Am Vorabend des Beitritts von 10 neuen Mitgliedern zur Europäischen Union werden viele Sonntagsreden gehalten werden. Unterstellen wir, dass sie gut gemeint sind, doch bleiben sie inhaltslos, wenn wir nicht dem Gedanken folgen, dass wir mit Europa vor allem Menschen und Kulturen vereinigen.

Erst, wenn Menschen wirklich zusammen kommen, wenn sie Handels-, Kultur- und nicht zuletzt auch Lebensbeziehungen miteinander eingehen, wird Europa zusammenwachsen. Wer da argumentiert, „Europa sei nichts als ein Hort der Wirtschaftsmacht“, der möge sich bitte vergegenwärtigen, dass auch der Handel von Menschen angestoßen und durchgeführt wird – und auch sie müssen sich erst verstehen lernen, bevor sie Handel miteinander treiben.

Die Kultur hat noch eine wichtige Schranke: Die Sprachenvielfalt, die am deutlichsten in der Literatur zu Tage tritt. Doch so wichtig Bücher auch sein mögen: die Literaten überschätzen sich nur allzu gerne. Wir haben Musik, Malerei, Architektur und vieles mehr, das nicht in Buchstaben, sondern universellen Zeichen steht.

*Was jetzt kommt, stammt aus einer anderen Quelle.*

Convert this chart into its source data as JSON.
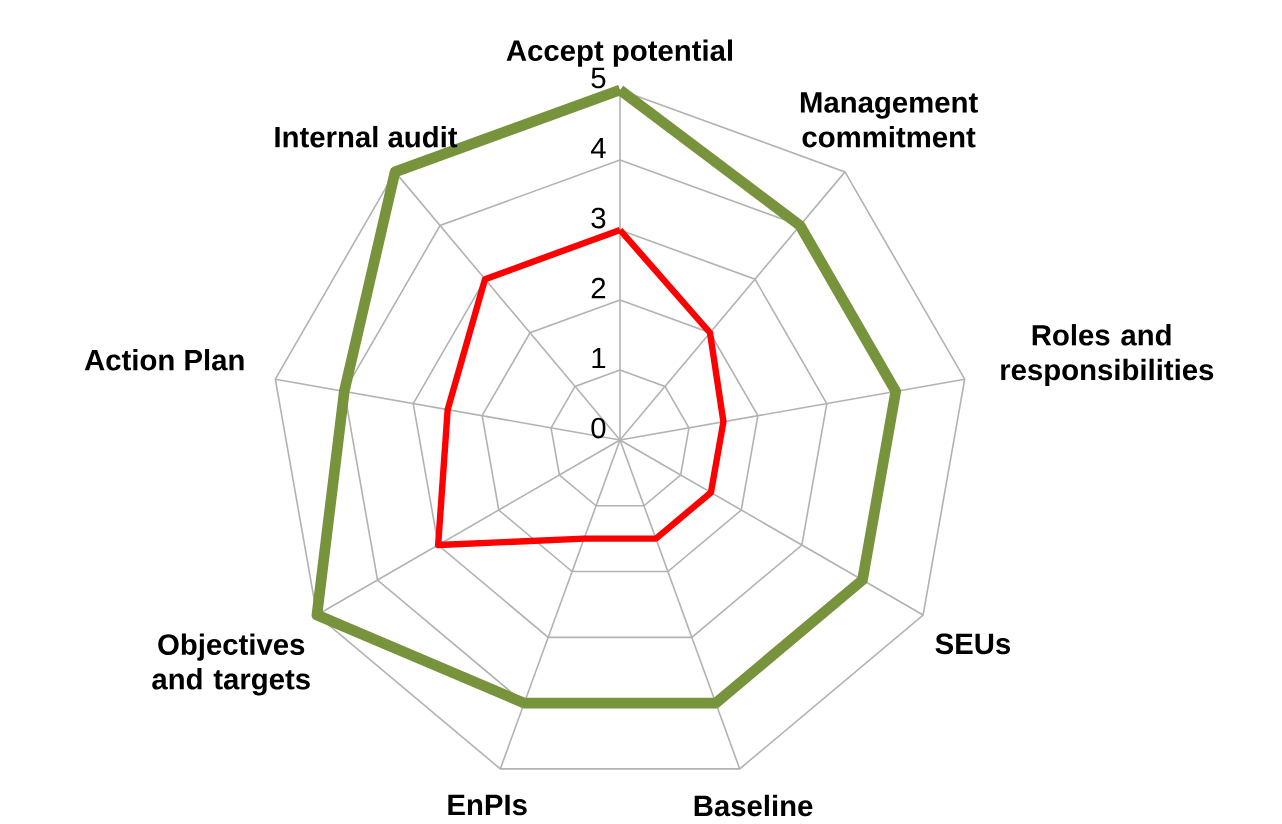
{
  "chart_data": {
    "type": "radar",
    "categories": [
      "Accept potential",
      "Management commitment",
      "Roles and responsibilities",
      "SEUs",
      "Baseline",
      "EnPIs",
      "Objectives and targets",
      "Action Plan",
      "Internal audit"
    ],
    "series": [
      {
        "color": "#77933c",
        "values": [
          5,
          4,
          4,
          4,
          4,
          4,
          5,
          4,
          5
        ]
      },
      {
        "color": "#ff0000",
        "values": [
          3,
          2,
          1.5,
          1.5,
          1.5,
          1.5,
          3,
          2.5,
          3
        ]
      }
    ],
    "ylim": [
      0,
      5
    ],
    "yticks": [
      0,
      1,
      2,
      3,
      4,
      5
    ],
    "grid": true,
    "marker": "none"
  }
}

Wer schreibt, wird sich überlegen müssen, ob er neben seiner Muttersprache auch in Englisch schreiben sollte: Schon heute kommen viele literarische Werke, die einen geringen Markwert haben, in Europa schon deswegen nicht an, weil nur wenige Europäer Deutsch sprechen. Ins Ungarische, Finnische oder Dänische wird noch lange nicht jedes Buch übersetzt: Zu wenige Leser, heißt es dann.

Literatur? Natürlich, sie wird weiterhin benötigt. Aber wir müssen sie auch verstehen. Nicht wir Deutschen oder wir Österreicher. Wir Europäer.